観て、聴いて、読んで、体験したアイテムの感動ノート
Lou Reed: Metal Machine Music [includes DVD] [CD+DVD] / Lou Reed (作曲), Zeitkratzer (合奏), Lou Reed (Guitar)
そして、これである。
ルー・リードの問題作『メタル・マシーン・ミュージック』の、あろうことか管弦楽バージョンである。

2002年に、ベルリンで行われたライヴを収録したもので、ご丁寧にCDとDVDの2枚組。
ルーマニア (笑)としては、とりあえずゲットはしたものの、なんとなく怖くて暫く鑑賞できなかった。

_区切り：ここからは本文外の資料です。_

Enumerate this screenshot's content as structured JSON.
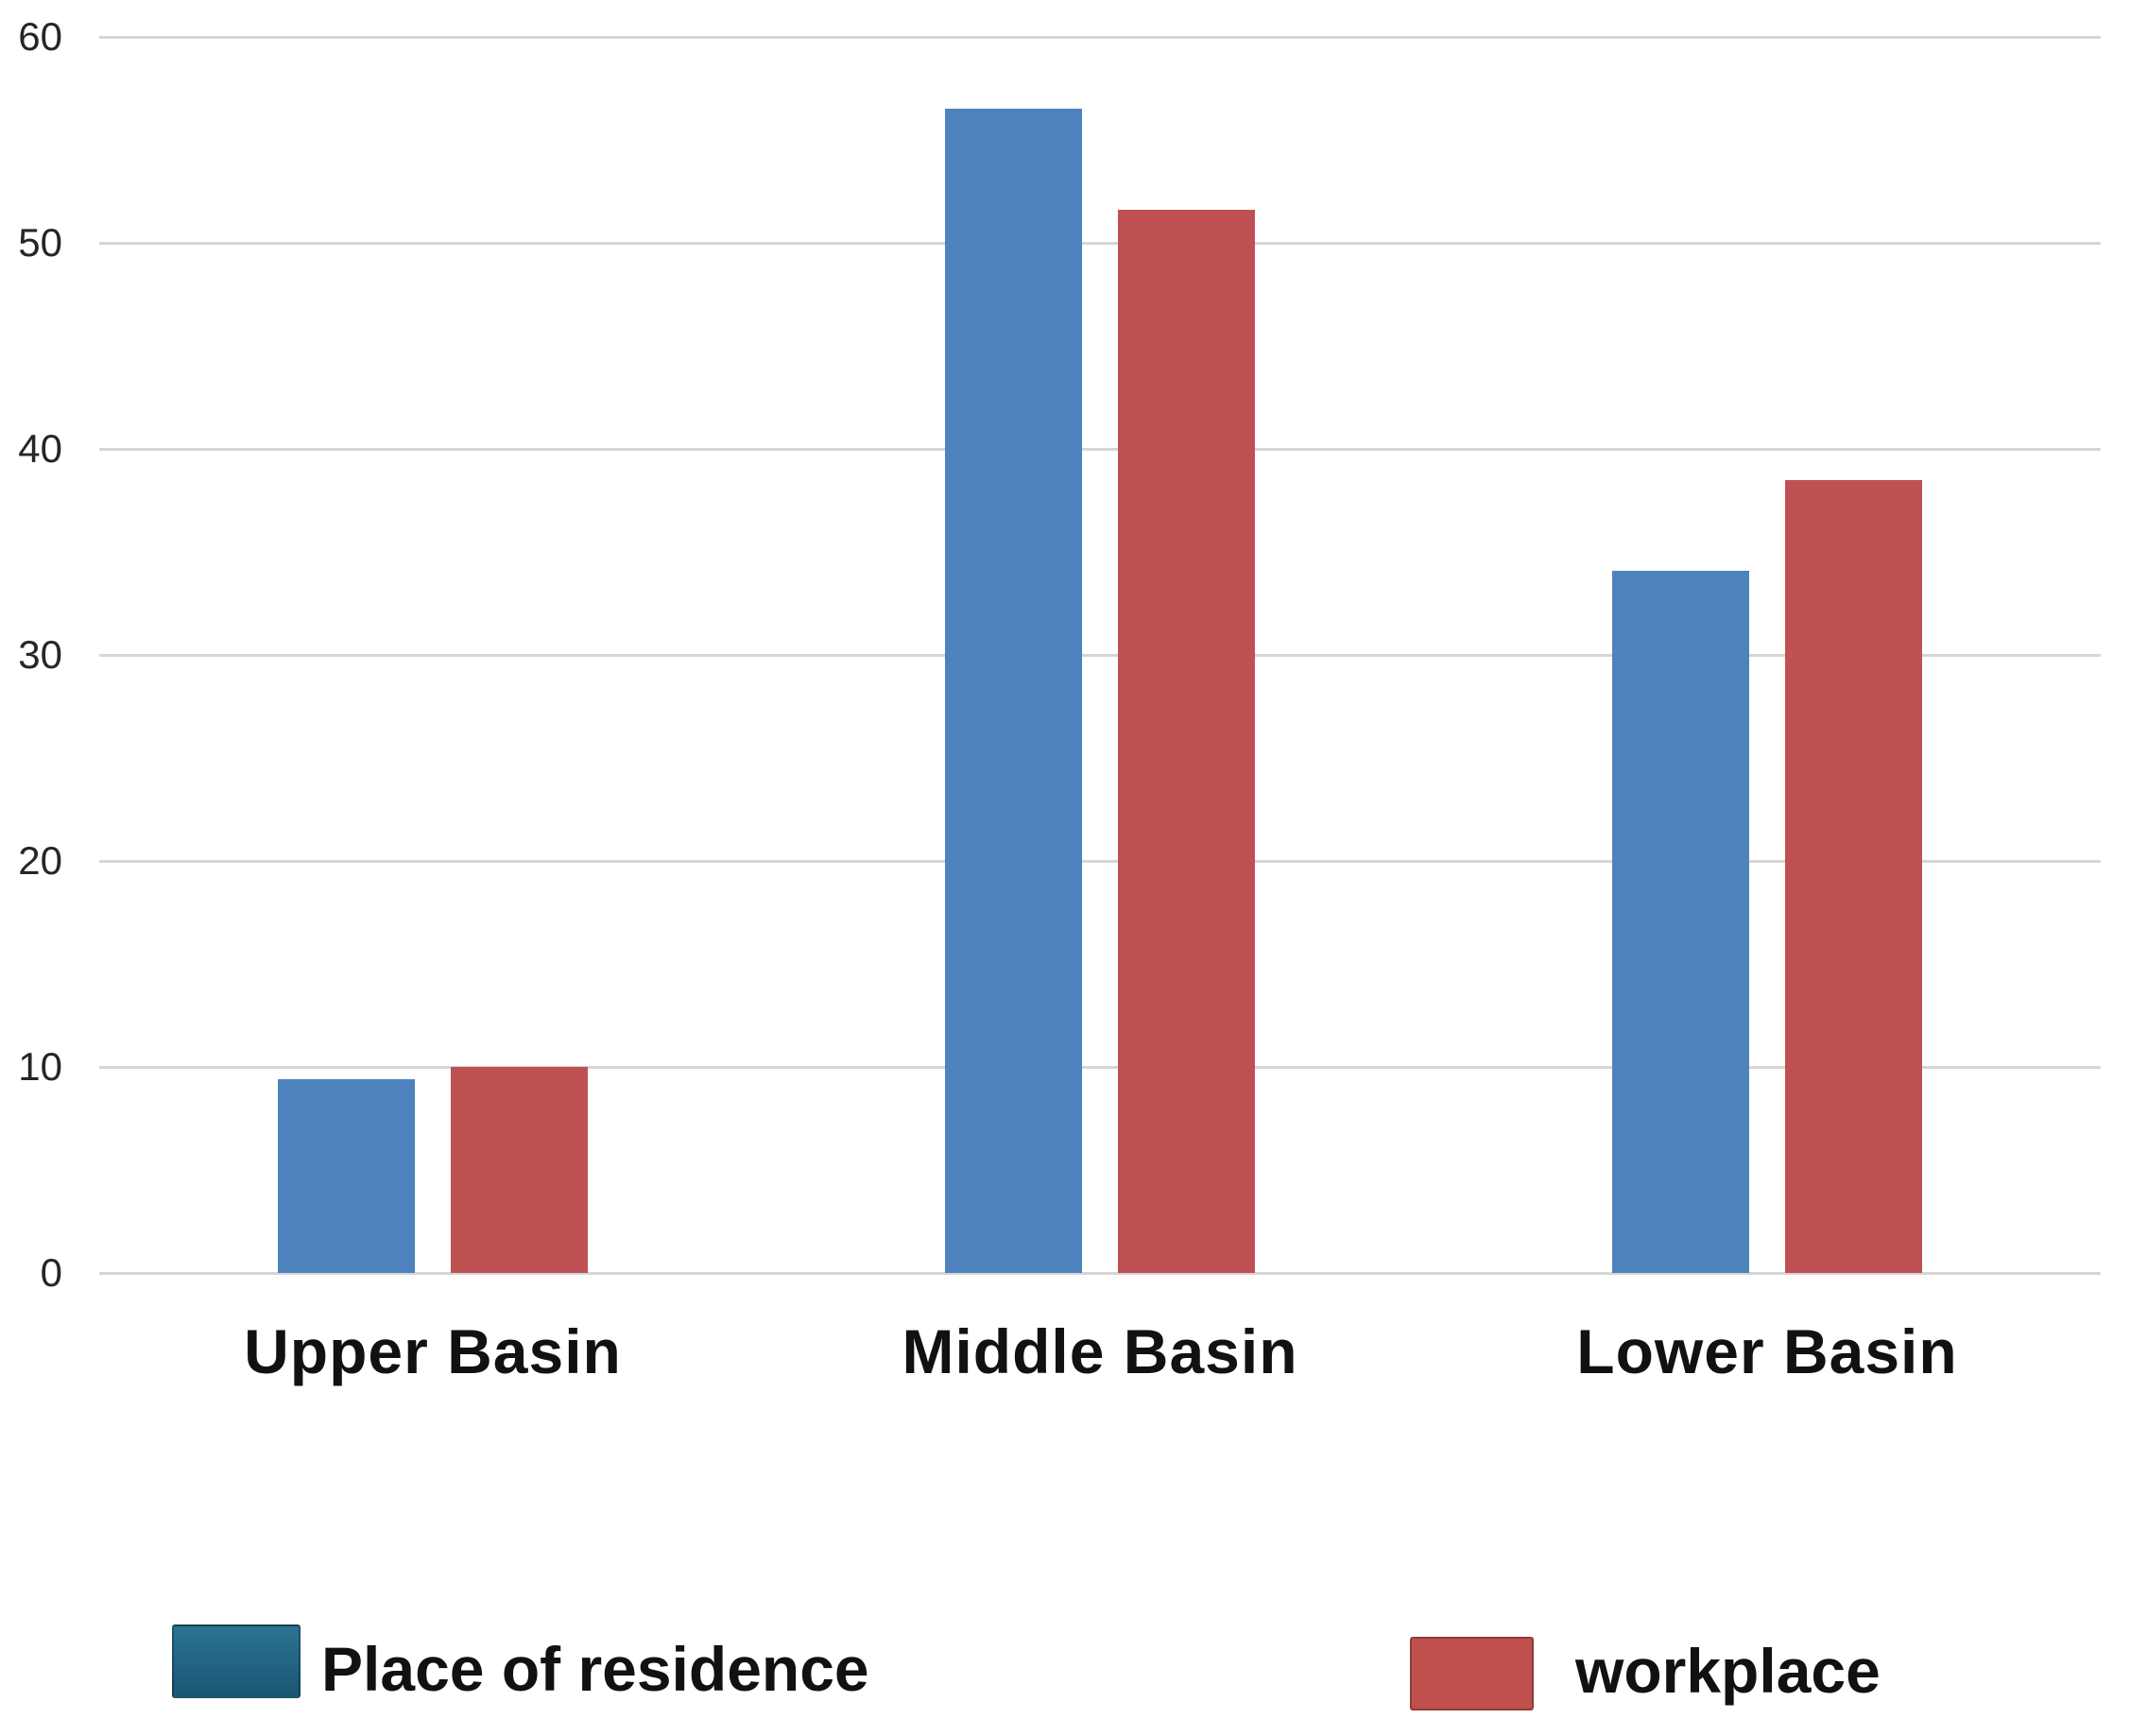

勇気を出してDVDを観てみたが、これがなんと…意外に面白い。
オリジナル版では、まったく無秩序とも思えたノイズの洪水を、10人編成で「演奏」している映像に、感動さえ覚える。アレンジャーが、良い仕事をしているのだろうか。
この演奏をするのに、メンバーはどのくらい練習したんだろう。

終盤になって、黒の革ジャン&革パンで「正装」した御大がおもむろに登場、演奏に加わる。
何処に在っても、“ザ・ルー・リード”スタイルである。
顔や口元には皺が目立ち、チョット見には猿のようだが、炯々と光る二つのまなこからは、カリスマビームが発射されている。
この人には、長生きして欲しいなあ。(たぶん、するだろうけど (笑))

無限大の幻覚~メタル・マシーン・ミュージック/ルー・リード
ワタクシのアイドルの一人、ルー・リードの1975年作品。

全編ノイズだけの、大問題作である。
しかもLP2枚組である。
当時のルー・リードのファンが、この手の実験音楽を許容出来るわけもなく、とりあえずリリースはされたものの、リードの他のアルバムの売れ行きに悪影響が出ることを恐れて、発売直後に回収されてしまったという、いわくつきのアルバム。

自分も、最後まで通して聴いたことは一度しかない。
まるで嫌がらせのような作品だが、制作から30年以上経ったこんにち、アンビエントの重要作として見直されているのだそうだ。

それはともかく、ジャケット・アートはカッコいい。
ただ立っているだけで絵になる、カリスマである。